With Citizens United still fresh in everyone's mind, McCutcheon's challenge on the aggregate limit for an individual's federal contributions per two-year election cycle will be top news regardless of the outcome. Current regulations set the aggregate limits at $48,600 for candidates and $74,600 for non-candidates.

The precedent states that contributions are generally protected by the First Amendment as political speech, and that preventing corruption is the only acceptable reason to limit those contribution. This case has the potential to undo limits dating back to the 1970s and allow individuals to donate even more to federal election committees.

2. Town of Greece v. Galloway (Religious Freedom and First Amendment)

Does the fact that a prayer is given before town hall meetings violate the First Amendment's protection against religious freedom?

Galloway, who is Jewish, says her city's public prayer breaches the separation of church and state by excluding non-Christians. The town argues that the prayer is in line with the Supreme Court's ruling in 1983 allowing non-discriminatory public prayer.

3. Schuette v. Coalition to Defend Affirmative Action (Affirmative Action and Equal Protection Clause)

Michigan amended its constitution to ban preferences based on sex or race in "public education, government contracting, or public employment" - essentially a ban on affirmative action. Is a state allowed to incorporate an affirmative action ban into its constitution?

Schuette argues that the amendment violates the precedent in applying the Equal Protection Clause, which Cato explains "outlaws subtle distortions of governmental processes in a way that places special burdens on the ability of minority groups to achieve beneficial legislation." In other words, Schuette believes the fact that the ban is an amendment places a "special burden" on those who want to achieve the "beneficial legislation" of affirmative action. If the Supreme Court sides with Michigan, then Schuette and affirmative action supporters would need to pass a constitutional amendment in order to lift the ban - a much higher bar than passing a law.

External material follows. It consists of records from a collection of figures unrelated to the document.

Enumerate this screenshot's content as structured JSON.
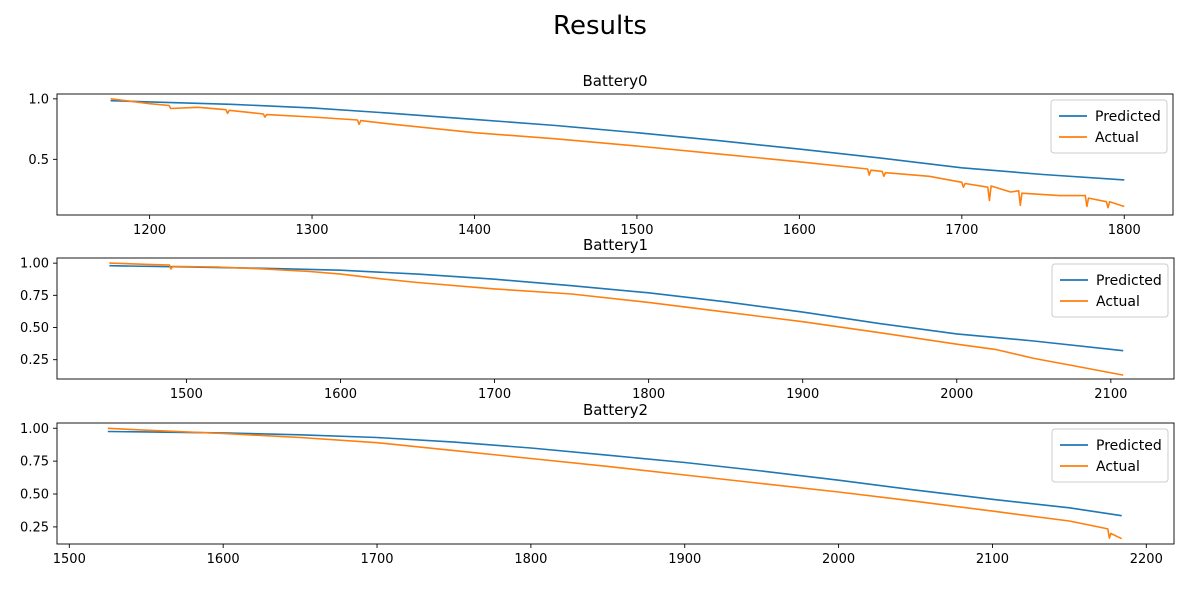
{
  "figure": {
    "title": "Results"
  },
  "colors": {
    "predicted": "#1f77b4",
    "actual": "#ff7f0e"
  },
  "chart_data": [
    {
      "type": "line",
      "title": "Battery0",
      "xlabel": "",
      "ylabel": "",
      "xlim": [
        1143,
        1830
      ],
      "ylim": [
        0.04,
        1.04
      ],
      "xticks": [
        1200,
        1300,
        1400,
        1500,
        1600,
        1700,
        1800
      ],
      "xtick_labels": [
        "1200",
        "1300",
        "1400",
        "1500",
        "1600",
        "1700",
        "1800"
      ],
      "yticks": [
        0.5,
        1.0
      ],
      "ytick_labels": [
        "0.5",
        "1.0"
      ],
      "grid": false,
      "legend": "upper right",
      "legend_entries": [
        "Predicted",
        "Actual"
      ],
      "series": [
        {
          "name": "Predicted",
          "x": [
            1176,
            1200,
            1250,
            1300,
            1350,
            1400,
            1450,
            1500,
            1550,
            1600,
            1650,
            1700,
            1750,
            1800
          ],
          "y": [
            0.985,
            0.975,
            0.955,
            0.925,
            0.88,
            0.83,
            0.78,
            0.72,
            0.655,
            0.585,
            0.51,
            0.43,
            0.375,
            0.33
          ]
        },
        {
          "name": "Actual",
          "x": [
            1176,
            1200,
            1212,
            1213,
            1230,
            1247,
            1248,
            1249,
            1270,
            1271,
            1272,
            1300,
            1328,
            1329,
            1330,
            1350,
            1400,
            1450,
            1500,
            1550,
            1600,
            1642,
            1643,
            1644,
            1651,
            1652,
            1653,
            1680,
            1700,
            1701,
            1702,
            1716,
            1717,
            1718,
            1730,
            1735,
            1736,
            1737,
            1760,
            1776,
            1777,
            1778,
            1789,
            1790,
            1791,
            1800
          ],
          "y": [
            1.0,
            0.96,
            0.945,
            0.92,
            0.93,
            0.91,
            0.88,
            0.905,
            0.875,
            0.85,
            0.87,
            0.85,
            0.825,
            0.79,
            0.82,
            0.79,
            0.72,
            0.67,
            0.61,
            0.545,
            0.48,
            0.42,
            0.37,
            0.41,
            0.4,
            0.36,
            0.39,
            0.36,
            0.31,
            0.27,
            0.3,
            0.27,
            0.16,
            0.28,
            0.23,
            0.24,
            0.12,
            0.22,
            0.2,
            0.2,
            0.11,
            0.18,
            0.15,
            0.1,
            0.15,
            0.11
          ]
        }
      ]
    },
    {
      "type": "line",
      "title": "Battery1",
      "xlabel": "",
      "ylabel": "",
      "xlim": [
        1416,
        2141
      ],
      "ylim": [
        0.1,
        1.04
      ],
      "xticks": [
        1500,
        1600,
        1700,
        1800,
        1900,
        2000,
        2100
      ],
      "xtick_labels": [
        "1500",
        "1600",
        "1700",
        "1800",
        "1900",
        "2000",
        "2100"
      ],
      "yticks": [
        0.25,
        0.5,
        0.75,
        1.0
      ],
      "ytick_labels": [
        "0.25",
        "0.50",
        "0.75",
        "1.00"
      ],
      "grid": false,
      "legend": "upper right",
      "legend_entries": [
        "Predicted",
        "Actual"
      ],
      "series": [
        {
          "name": "Predicted",
          "x": [
            1450,
            1500,
            1550,
            1600,
            1650,
            1700,
            1750,
            1800,
            1850,
            1900,
            1950,
            2000,
            2050,
            2108
          ],
          "y": [
            0.98,
            0.97,
            0.96,
            0.945,
            0.915,
            0.875,
            0.825,
            0.77,
            0.7,
            0.62,
            0.53,
            0.45,
            0.395,
            0.32
          ]
        },
        {
          "name": "Actual",
          "x": [
            1450,
            1475,
            1489,
            1490,
            1491,
            1520,
            1550,
            1580,
            1600,
            1625,
            1650,
            1700,
            1750,
            1800,
            1850,
            1900,
            1950,
            2000,
            2025,
            2050,
            2075,
            2108
          ],
          "y": [
            1.0,
            0.99,
            0.985,
            0.955,
            0.975,
            0.97,
            0.955,
            0.935,
            0.915,
            0.88,
            0.85,
            0.8,
            0.76,
            0.695,
            0.62,
            0.545,
            0.46,
            0.37,
            0.33,
            0.26,
            0.205,
            0.13
          ]
        }
      ]
    },
    {
      "type": "line",
      "title": "Battery2",
      "xlabel": "",
      "ylabel": "",
      "xlim": [
        1492,
        2218
      ],
      "ylim": [
        0.12,
        1.04
      ],
      "xticks": [
        1500,
        1600,
        1700,
        1800,
        1900,
        2000,
        2100,
        2200
      ],
      "xtick_labels": [
        "1500",
        "1600",
        "1700",
        "1800",
        "1900",
        "2000",
        "2100",
        "2200"
      ],
      "yticks": [
        0.25,
        0.5,
        0.75,
        1.0
      ],
      "ytick_labels": [
        "0.25",
        "0.50",
        "0.75",
        "1.00"
      ],
      "grid": false,
      "legend": "upper right",
      "legend_entries": [
        "Predicted",
        "Actual"
      ],
      "series": [
        {
          "name": "Predicted",
          "x": [
            1525,
            1600,
            1650,
            1700,
            1750,
            1800,
            1850,
            1900,
            1950,
            2000,
            2050,
            2100,
            2150,
            2184
          ],
          "y": [
            0.975,
            0.965,
            0.95,
            0.93,
            0.895,
            0.85,
            0.795,
            0.74,
            0.675,
            0.605,
            0.53,
            0.46,
            0.395,
            0.335
          ]
        },
        {
          "name": "Actual",
          "x": [
            1525,
            1550,
            1600,
            1650,
            1700,
            1750,
            1800,
            1850,
            1900,
            1950,
            2000,
            2050,
            2100,
            2150,
            2175,
            2176,
            2177,
            2184
          ],
          "y": [
            1.0,
            0.985,
            0.96,
            0.93,
            0.89,
            0.83,
            0.77,
            0.71,
            0.645,
            0.58,
            0.515,
            0.445,
            0.37,
            0.295,
            0.235,
            0.165,
            0.2,
            0.16
          ]
        }
      ]
    }
  ]
}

4. McCullen v. Coakley (Abortion and First Amendment)

Massachusetts has a law stating that no person can "'enter or remain on a public way or sidewalk'" within thirty-five feet of the entrance, exit, or driveway of a 'reproductive health care facility'" with the exception of clinic employees - what practically amounts to a 35-foot buffer zone for protesters at abortion clinics. Pro-life protesters argue that the law targets them and restricts their freedom of speech.

In the past, the Court has approved a small buffer zone to balance the First Amendment protection of free speech with the "right to seek an abortion without being subject to harassment, intimidation, obstruction, or violence." If the justices find the restriction in Massachusetts violates the First Amendment and overturns the precedent upholding buffer zones, abortion advocates would experience a major setback.

5. NLRB v. Noel Canning (Presidential Recess Appointments)

President Obama made five recess appointments to the National Labor Relations Board, two of which are under consideration in this case. These appointees, who usually require Senate confirmation, have been much more frequently blocked in the legislature in recent history as a result of political tensions between Republicans and Democrats. Noel Canning, a corporation the NLRB alleged had an "unfair labor practice," challenged the legitimacy of the NLRB leadership on the basis that President Obama overstepped his authority in making recess appointments to avoid the Senate confirmation process.

The DC Court agreed, concluding that President Obama's recess appointments were unconstitutional and that such appointments should only be made between sessions of Congress when the vacancy occurs between sessions. If the Supreme Court lets the DC Circuit Court's decision to invalidate almost all recess appointments stand, it will reverse a practice that has been in place for almost two centuries.

Bonus: Cline v. Oklahoma Coalition for Reproductive Justice (Abortion)

This case might be headed for the Supreme Court, as well - it will examine "whether states can limit abortion-inducing drugs." For now, the SCOTUS says: "Further proceedings in this case are reserved pending receipt of a response from the Supreme Court of Oklahoma."


Nicole Bailey

Nicole Bailey is a Townhall editorial intern.